Dès lors, elle se lance dans le cinéma et décroche son premier rôle en tant qu'actrice dans la série Sita de Missa Hiébié. A partir de là, elle enchaine les films les uns après les autres, remporte des prix. Mais sur les plateaux de tournage, Augusta a une idée derrière la tête : être réalisatrice. C'est ainsi qu'elle observe les moindres faits et gestes de baobabs du domaine qu'elle a la chance de côtoyer.

C'est le cas d'Idrissa Ouédraogo, Missa Hébié, Issa Traoré de Brahima. Son rêve devient une réalité en 2017 lorsqu'elle signe son premier long métrage qui a été sélectionné au FESPACO. Pour la 29e édition de ce rendez-vous du cinéma africain, Augusta est présente avec Waongo.

A quelques jours du clap d'ouverture du FESPACO 2025, le mercredi 19 février, nous avons rencontré cette dame aux multiples casquettes à Kilô Accademi, où elle gère la communication. Avec la mère de 4 enfants, son parcours, sa vie de familles, le cinéma n'ont pas été un tabou. A propos du dernier point, pour elle, si les films burkinabè peinent à décrocher le graal au FESPACO depuis des années, cela est du à un problème financier.

Augusta Palenfo est surtout connue du grand public grâce au théâtre. Comment êtes-vous arrivée dans ce domaine ?

Je voudrais tout d'abord souligner que c'est la série « Ina » de la réalisatrice Valérie Kaboré qui m'a révélé au public. Cela dit, j'ai effectivement débuté par le théâtre en me formant à l'Ecole de théâtre burkinabè. Nous étions d'ailleurs la toute première promotion. C'était entre les années 96-97. Cela m'a permis d'évoluer de compagnies en compagnies pour davantage m'améliorer grâces aux différents spectacles. Parmi les compagnies, il y a eu « Marbayassa » avec laquelle j'ai fait une tournée à Bordeaux. S'y ajoute « Les Merveilles du Burkina ».

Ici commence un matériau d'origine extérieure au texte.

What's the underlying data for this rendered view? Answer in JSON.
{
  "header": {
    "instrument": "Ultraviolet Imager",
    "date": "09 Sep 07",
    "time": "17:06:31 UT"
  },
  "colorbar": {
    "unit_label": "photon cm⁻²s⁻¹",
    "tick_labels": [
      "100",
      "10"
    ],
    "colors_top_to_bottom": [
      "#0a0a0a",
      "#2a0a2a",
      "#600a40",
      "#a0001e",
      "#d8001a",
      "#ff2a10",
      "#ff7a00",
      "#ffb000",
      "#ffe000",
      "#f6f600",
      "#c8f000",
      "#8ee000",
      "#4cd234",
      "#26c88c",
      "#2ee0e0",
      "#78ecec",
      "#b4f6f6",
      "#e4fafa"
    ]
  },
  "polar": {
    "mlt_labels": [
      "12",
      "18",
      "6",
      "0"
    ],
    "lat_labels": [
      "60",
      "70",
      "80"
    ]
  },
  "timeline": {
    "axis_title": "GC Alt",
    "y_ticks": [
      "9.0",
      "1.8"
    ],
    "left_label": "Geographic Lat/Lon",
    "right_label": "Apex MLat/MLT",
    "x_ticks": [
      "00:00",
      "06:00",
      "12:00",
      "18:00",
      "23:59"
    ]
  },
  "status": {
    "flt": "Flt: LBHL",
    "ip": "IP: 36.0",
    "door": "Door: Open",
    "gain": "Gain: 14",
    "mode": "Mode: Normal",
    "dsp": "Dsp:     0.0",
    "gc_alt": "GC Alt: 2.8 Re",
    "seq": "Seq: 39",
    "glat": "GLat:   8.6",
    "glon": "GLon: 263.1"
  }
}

Et à cette époque, il y avait « Le Grand prix de l'humour » sous l'ancien ministre de la Communication et de la Culture, Mahamoudou Ouédraogo. J'y ai participé avec Moussa Petit sergent. Nous avons, tous deux, été lauréats. Après cela, j'ai poursuivi mon chemin cette fois-ci au SITHO et ce durant une quinzaine d'années. Par la suite, je me suis lancée en freelance jusqu'à nos jours.

De la scène à l'écran, comment s'est faite la transition ?

Tout naturellement. En réalité, le théâtre, le cinéma, l'humour vont ensemble ; ce sont les enfants d'une même mère. Mais de façon concrète, pendant que j'étais à Marbayassa, j'ai appris qu'il y avait un casting du regretté Missa Hébié à la RTB. J'y ai postulé et obtenu ainsi mon premier rôle en tant qu'actrice dans la série « Sita ». Là, j'incarnais la meilleure amie de l'actrice principale. Cette série, tournée pendant trois mois à Saaba, m'a ouverte d'autres portes, notamment dans une autre intitulée « Ina » que j'ai évoquée plus haut. Dans cette production, Valérie Kaboré m'a copté pour jouer soit un rôle principal, soit l'amie de l'actrice principale.

Aujourd'hui vous portez la casquette de réalisatrice. Est-ce que vous avez suivi une formation particulière en la matière ?

Dans la vie, il y a deux sortes de formations : la théorie et la pratique. Je n'ai pas eu la chance de me former dans une école pour embrasser la carrière de réalisatrice.

Mais, j'ai eu tout de même cette formation théorique grâce aux plus de 30 plateaux de tournages sur lesquels j'ai tour à tour été costumière, assistance-costumière ou assistance-maquilleuse. J'ai eu la chance d'avoir travaillé avec tous les réalisateurs du Burkina et certains venus d'ailleurs pour des projets au Faso. Et lorsque j'étais sur les plateaux de tournage, après mon travail, j'observe les faits et gestes des réalisateurs de bout en bout.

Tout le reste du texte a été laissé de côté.